Sun exposure exacerbates both DSAP and actinic keratosis (AK), the latter of which consists of definitely premalignant lesions that eventually can transform into squamous cell carcinoma, Dr. Varma says.
"DSAP is thought to be a premalignant condition," he says, "but it's not known for certain if that's the case."
Although some physicians have reported cases of DSAP lesions transforming into skin cancer, he says, "Some patients can have these lesions for years, and they may not transform into anything malignant."
In the open-label pilot study, researchers at four sites enrolled a total of 17 adult patients with DSAP, which Dr. Varma notes is just one form of porokeratosis.
To confirm the DSAP diagnosis, researchers used biopsies or clinical evidence with documented family histories.
Patients applied diclofenac sodium 3 percent gel to a target area on one forearm twice daily for up to six months.
More specifically, researchers followed patients monthly for three months, and those who still had lesions in the target area at this point continued on the medication for an additional three months.
Investigators performed target- area lesion counts at each visit, as well as global lesion counts to assess each patient's natural progression or regression of overall disease.
They also instructed patients to avoid sunlight during treatment, and gave patients questionnaires at weeks 12 and 24 to assess their satisfaction with treatment.
Ultimately, 13 patients completed 12 weeks of treatment; 10 completed 24 weeks. A total of seven patients withdrew for various reasons, including adverse events (dermatitis, two patients), travel, family difficulties or lack of efficacy.
"We were hoping to gain from this study at least a fair improvement in the number of DSAP lesions. Overall, we found there was a slight reduction in DSAP lesions," but not enough to signify that diclofenac sodium is likely to provide a powerful treatment option in this regard, Dr.
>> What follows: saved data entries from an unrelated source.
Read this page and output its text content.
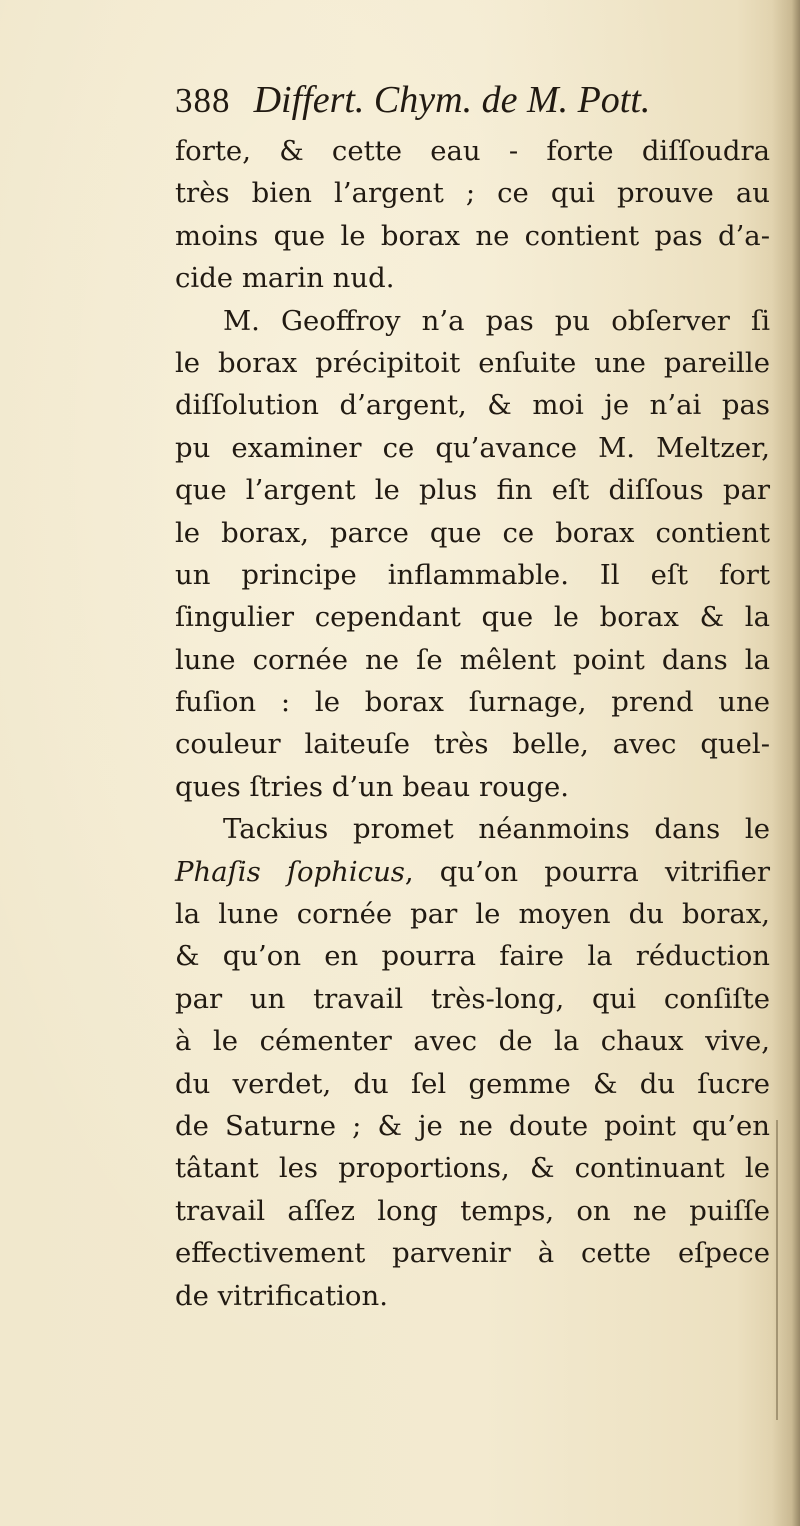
388 Differt. Chym. de M. Pott.
forte, & cette eau - forte diſſoudra
très bien l’argent ; ce qui prouve au
moins que le borax ne contient pas d’a-
cide marin nud.
M. Geoffroy n’a pas pu obſerver ſi
le borax précipitoit enſuite une pareille
diſſolution d’argent, & moi je n’ai pas
pu examiner ce qu’avance M. Meltzer,
que l’argent le plus fin eſt diſſous par
le borax, parce que ce borax contient
un principe inflammable. Il eſt fort
ſingulier cependant que le borax & la
lune cornée ne ſe mêlent point dans la
fuſion : le borax ſurnage, prend une
couleur laiteuſe très belle, avec quel-
ques ſtries d’un beau rouge.
Tackius promet néanmoins dans le
Phaſis ſophicus, qu’on pourra vitrifier
la lune cornée par le moyen du borax,
& qu’on en pourra faire la réduction
par un travail très-long, qui conſiſte
à le cémenter avec de la chaux vive,
du verdet, du ſel gemme & du ſucre
de Saturne ; & je ne doute point qu’en
tâtant les proportions, & continuant le
travail aſſez long temps, on ne puiſſe
effectivement parvenir à cette eſpece
de vitrification.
Varma says.
However, comparing target area lesion counts to global lesion counts suggested to investigators that the treatment could perhaps prevent or slow down the condition's progression, he says.
In particular, of the 13 patients treated for 12 weeks, seven experienced a decrease in target-area lesions, and one had a stable number of lesions.
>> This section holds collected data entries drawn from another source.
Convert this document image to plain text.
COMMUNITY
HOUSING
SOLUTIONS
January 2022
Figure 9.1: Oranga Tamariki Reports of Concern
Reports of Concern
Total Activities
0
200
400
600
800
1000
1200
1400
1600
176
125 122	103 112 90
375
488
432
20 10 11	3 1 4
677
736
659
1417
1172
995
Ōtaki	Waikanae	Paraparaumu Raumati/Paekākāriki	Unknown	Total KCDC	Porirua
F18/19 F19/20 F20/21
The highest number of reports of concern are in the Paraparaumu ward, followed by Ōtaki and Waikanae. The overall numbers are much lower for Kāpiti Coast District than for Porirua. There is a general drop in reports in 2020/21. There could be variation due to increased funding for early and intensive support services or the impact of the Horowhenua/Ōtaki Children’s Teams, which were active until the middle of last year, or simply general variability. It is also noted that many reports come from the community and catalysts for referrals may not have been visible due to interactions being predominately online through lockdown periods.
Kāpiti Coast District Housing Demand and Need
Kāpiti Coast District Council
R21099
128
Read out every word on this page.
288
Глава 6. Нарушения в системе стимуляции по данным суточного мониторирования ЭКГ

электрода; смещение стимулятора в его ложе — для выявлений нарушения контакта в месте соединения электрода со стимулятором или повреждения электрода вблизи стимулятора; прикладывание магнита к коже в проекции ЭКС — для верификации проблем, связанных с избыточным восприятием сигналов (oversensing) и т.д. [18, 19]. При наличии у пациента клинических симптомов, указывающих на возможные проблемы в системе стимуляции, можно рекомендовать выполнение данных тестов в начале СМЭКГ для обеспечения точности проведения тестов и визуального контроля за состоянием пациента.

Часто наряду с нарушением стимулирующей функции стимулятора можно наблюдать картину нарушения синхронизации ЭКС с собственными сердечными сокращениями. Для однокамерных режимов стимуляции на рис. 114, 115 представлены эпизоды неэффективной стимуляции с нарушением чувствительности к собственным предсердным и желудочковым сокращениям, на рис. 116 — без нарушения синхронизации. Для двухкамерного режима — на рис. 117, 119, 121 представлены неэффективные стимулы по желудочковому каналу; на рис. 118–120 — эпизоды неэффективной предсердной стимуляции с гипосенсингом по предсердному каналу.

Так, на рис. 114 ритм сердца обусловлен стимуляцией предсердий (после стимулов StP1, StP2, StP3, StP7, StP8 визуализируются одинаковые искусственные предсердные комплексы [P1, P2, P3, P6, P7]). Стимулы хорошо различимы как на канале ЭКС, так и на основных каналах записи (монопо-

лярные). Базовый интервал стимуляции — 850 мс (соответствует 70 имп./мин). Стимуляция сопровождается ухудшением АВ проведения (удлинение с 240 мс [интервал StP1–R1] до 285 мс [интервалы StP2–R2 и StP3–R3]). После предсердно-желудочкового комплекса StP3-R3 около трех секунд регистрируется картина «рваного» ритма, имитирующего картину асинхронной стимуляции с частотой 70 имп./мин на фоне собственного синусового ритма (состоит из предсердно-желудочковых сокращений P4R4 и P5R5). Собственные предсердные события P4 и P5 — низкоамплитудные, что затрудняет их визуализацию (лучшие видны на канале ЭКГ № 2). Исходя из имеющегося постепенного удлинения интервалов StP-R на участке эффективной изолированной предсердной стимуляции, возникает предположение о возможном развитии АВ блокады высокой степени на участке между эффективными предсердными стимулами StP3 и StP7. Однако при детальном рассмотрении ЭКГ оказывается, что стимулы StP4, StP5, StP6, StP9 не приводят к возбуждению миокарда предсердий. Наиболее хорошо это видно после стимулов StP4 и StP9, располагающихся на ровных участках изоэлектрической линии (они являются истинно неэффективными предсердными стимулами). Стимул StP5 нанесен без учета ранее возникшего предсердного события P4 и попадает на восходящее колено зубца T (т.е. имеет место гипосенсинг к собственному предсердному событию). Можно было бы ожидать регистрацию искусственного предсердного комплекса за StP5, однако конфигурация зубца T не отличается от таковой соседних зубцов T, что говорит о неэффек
Furthermore, seven patients showed an overall worsening of disease, as reflected through global lesion counts performed on all treated and nontreated areas.
More importantly, of the seven patients whose DSAP was progressing on a global level, six showed less progression in the target area than globally.
In the most dramatic case, one patient experienced a 79 percent decrease in target-area lesions versus a 47 percent global increase.
The 10 patients treated for 24 weeks showed similar results, says Dr. Varma. Three of these patients experienced a decrease in number of target-area lesions, and one had a stable number.
Nine of 10 patients exhibited an overall progression of DSAP in terms of global lesion counts, and of these nine, six showed less progressions on the target area compared to the global assessment.
Regarding patient satisfaction, questionnaires revealed mean ratings of four (on a scale of one to 10) for effectiveness and seven for comfort and elegance. Sixty percent of patients said they would use the medication again.
Because of the study's small sample size, it's impossible to derive statistically significant data from it, Dr. Varma says.
Accordingly, Dr. Elewski says that because she and her colleagues see numerous patients with DSAP, she is considering initiating a larger study with diclofenac sodium gel in the future.
Other study limitations include lack of a placebo arm and possible seasonal variation of DSAP, Dr. Varma says.
As it stands, he says, "We expected some improvement in DSAP, and we did see that improvement. It would have been nice to see a few more people with some definite clearing, but at least we showed that there was a trend toward some improvement."